As Tzu Chi continues its relief activity in Baggao, Cagayan, its volunteers went around the villages to see how the locals are doing. They came across stories that might have remained unsung had they not paid the locals a visit.
Anyone who regularly travels on a bus for more than half a day can attest to the rigors of such a journey. If not the twists and turns of the only road going to and from the destination, the drawn-out hours of sitting can surely take their toll. Fortunately, remarkable experiences are more than enough to compensate for the arduous trip.
The mission to help a typhoon-stricken town pick up the pieces is no exception. Rough terrain and remoteness are no reasons for Tzu Chi volunteers to refuse the call of help from the town of Baggao, Cagayan. Like Marikina after Ondoy (Ketsana) and Tacloban after Yolanda (Haiyan), this farming town in the foothills of the Sierra Madre deserve help after all they’ve gone through with Ompong (Mangkhut).
On October 14, the last day of Tzu Chi’s relief activity in Baggao benefitted families from three barangays: Bitag Grande, Bitag Pequeno, and Mocag. Rice and blankets found their way to a total of 1,455 families, bringing the two-day total to 3,080.
The 16-hour journey from Metro Manila, however difficult, pays off in the form of moving stories. Tzu Chi volunteer Prescila Gatchalian, upon hearing the stories of two recipients, realized that the people of Baggao deserved to be helped.

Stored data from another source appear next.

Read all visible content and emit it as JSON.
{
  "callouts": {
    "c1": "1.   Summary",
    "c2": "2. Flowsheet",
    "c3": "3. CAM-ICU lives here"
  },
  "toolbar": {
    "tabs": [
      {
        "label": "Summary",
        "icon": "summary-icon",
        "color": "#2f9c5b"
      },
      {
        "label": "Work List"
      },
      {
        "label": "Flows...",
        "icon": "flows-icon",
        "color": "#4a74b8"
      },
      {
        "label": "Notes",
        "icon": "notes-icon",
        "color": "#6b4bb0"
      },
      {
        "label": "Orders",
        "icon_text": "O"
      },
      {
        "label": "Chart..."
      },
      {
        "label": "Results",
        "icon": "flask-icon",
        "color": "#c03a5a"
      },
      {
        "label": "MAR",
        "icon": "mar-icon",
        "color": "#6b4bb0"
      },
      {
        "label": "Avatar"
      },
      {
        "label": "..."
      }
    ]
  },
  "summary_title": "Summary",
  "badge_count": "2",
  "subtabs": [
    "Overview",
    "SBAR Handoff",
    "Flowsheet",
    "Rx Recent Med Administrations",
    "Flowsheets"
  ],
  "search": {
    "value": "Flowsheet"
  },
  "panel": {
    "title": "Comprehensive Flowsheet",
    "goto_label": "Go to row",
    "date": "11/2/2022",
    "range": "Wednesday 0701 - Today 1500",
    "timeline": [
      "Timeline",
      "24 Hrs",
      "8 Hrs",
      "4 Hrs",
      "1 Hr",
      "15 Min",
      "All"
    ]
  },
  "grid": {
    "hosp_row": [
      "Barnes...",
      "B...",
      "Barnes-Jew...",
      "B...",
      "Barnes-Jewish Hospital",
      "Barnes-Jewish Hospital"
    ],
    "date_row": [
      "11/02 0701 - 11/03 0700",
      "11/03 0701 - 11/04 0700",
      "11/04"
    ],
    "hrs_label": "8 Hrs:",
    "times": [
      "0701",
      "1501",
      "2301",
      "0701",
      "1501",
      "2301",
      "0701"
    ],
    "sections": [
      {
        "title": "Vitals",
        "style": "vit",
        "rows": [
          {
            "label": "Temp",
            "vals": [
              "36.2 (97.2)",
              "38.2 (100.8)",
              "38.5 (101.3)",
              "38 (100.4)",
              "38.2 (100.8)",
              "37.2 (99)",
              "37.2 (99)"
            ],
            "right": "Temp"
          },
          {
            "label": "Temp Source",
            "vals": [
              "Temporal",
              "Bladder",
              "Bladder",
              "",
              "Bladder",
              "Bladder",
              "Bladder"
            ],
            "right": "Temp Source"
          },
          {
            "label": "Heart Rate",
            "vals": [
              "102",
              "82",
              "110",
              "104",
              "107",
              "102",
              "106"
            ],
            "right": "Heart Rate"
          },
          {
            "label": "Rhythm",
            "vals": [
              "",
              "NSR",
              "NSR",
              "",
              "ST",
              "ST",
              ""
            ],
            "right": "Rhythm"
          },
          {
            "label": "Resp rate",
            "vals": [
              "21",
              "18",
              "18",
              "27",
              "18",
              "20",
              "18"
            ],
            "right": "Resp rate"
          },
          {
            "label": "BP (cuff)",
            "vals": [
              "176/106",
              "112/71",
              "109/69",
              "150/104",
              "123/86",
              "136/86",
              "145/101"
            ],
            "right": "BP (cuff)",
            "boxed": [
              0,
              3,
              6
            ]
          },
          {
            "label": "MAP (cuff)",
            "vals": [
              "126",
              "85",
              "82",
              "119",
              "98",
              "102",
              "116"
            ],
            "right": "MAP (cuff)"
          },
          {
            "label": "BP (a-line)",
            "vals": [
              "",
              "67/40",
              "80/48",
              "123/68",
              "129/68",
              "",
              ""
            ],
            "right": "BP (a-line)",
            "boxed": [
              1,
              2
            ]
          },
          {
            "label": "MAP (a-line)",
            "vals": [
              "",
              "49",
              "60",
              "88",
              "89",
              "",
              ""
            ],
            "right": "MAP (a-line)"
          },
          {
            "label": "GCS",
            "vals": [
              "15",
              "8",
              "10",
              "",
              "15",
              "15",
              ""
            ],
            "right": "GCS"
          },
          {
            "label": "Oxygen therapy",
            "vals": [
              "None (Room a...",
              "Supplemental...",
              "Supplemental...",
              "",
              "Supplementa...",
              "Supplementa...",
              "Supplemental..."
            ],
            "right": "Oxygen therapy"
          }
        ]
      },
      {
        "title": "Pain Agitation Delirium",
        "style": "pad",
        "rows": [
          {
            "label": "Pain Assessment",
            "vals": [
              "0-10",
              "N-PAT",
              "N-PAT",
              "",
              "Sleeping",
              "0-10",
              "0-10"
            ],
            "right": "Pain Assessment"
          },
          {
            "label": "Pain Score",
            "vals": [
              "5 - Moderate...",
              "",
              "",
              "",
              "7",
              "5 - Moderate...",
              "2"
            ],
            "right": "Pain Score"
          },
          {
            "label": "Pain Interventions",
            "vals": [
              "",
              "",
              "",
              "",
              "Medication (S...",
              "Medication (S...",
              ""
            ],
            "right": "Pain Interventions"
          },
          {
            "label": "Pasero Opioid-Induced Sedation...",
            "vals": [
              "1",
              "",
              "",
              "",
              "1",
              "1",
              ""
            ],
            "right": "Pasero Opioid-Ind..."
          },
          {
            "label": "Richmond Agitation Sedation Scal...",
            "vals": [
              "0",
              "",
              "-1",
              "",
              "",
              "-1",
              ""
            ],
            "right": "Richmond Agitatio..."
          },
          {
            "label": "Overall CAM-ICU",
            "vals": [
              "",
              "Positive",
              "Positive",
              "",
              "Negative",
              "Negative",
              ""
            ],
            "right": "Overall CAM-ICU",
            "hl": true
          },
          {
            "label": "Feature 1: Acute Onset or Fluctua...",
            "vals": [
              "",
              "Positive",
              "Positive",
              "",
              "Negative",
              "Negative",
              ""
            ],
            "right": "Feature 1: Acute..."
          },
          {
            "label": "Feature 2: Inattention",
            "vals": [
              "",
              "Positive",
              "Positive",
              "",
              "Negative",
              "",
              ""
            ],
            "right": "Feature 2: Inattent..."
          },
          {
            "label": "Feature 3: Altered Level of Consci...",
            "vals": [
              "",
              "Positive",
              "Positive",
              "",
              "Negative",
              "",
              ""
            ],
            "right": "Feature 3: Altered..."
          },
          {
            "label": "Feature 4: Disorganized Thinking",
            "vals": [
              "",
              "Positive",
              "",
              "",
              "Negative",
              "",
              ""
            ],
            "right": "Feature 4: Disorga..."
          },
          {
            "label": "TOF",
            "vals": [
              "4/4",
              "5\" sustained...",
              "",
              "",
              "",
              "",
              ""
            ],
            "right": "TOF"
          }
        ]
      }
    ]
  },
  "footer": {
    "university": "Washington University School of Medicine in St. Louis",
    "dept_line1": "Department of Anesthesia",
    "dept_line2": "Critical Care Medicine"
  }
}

“Living in the mountains, these people strive to get by every day. Because of the typhoon, they never expected these harder times. So, they’re thankful to Tzu Chi Foundation for coming here,” commented Gatchalian, a volunteer from San Mateo, Rizal.
“The journey [to the relief venue] may have been difficult, but they struggled to get to the relief operation to receive aid. This is their first time receiving relief items like this,” she added.
Living with breast cancer
From planting rice seedlings to housekeeping, 50-year-old Levie Claustro does all that she can to make a living. However, she’s severely limited by her stage-one breast cancer, and the cost of treatment far exceeds her income. She attributes her sickness to her penchant for working to the bone.
“I guess I got my illness from planting seedlings. Day and night, we plant the seedlings when it’s time to farm rice. We do this all day and night, and even throughout predawn hours,” she said.
All that earns her is only Php 200 a day.
“It’s simply not enough [for my treatment] so I also work as a housekeeper. After the farming, I would work around one’s house doing the laundry and other chores,” Claustro added.
Her only son is in charge of doing chores around their home in Barangay Mocag.
Left for blind
In Barangay Bitag Grande, a Tzu Chi volunteer comforts a teary-eyed Remmy Malanot who recalls the start of her hardship. After a stray grain of rice hit her left eye, her vision started degrading. Selling almost everything her family owned and asking help from family members, Malanot ultimately couldn’t afford treatment.
She has been blind in her left for 30 years.
“I want my children to go to school. Two of them even decided not to have families of their own so they could help me,” said Malanot.
She has nothing but tears for a fate she thought could’ve been averted. At the same time, she has nothing but gratitude for Tzu Chi for giving her aid amidst hard times.
“I’m grateful for [Tzu Chi’s] help and wish that they continue to help us,” she said.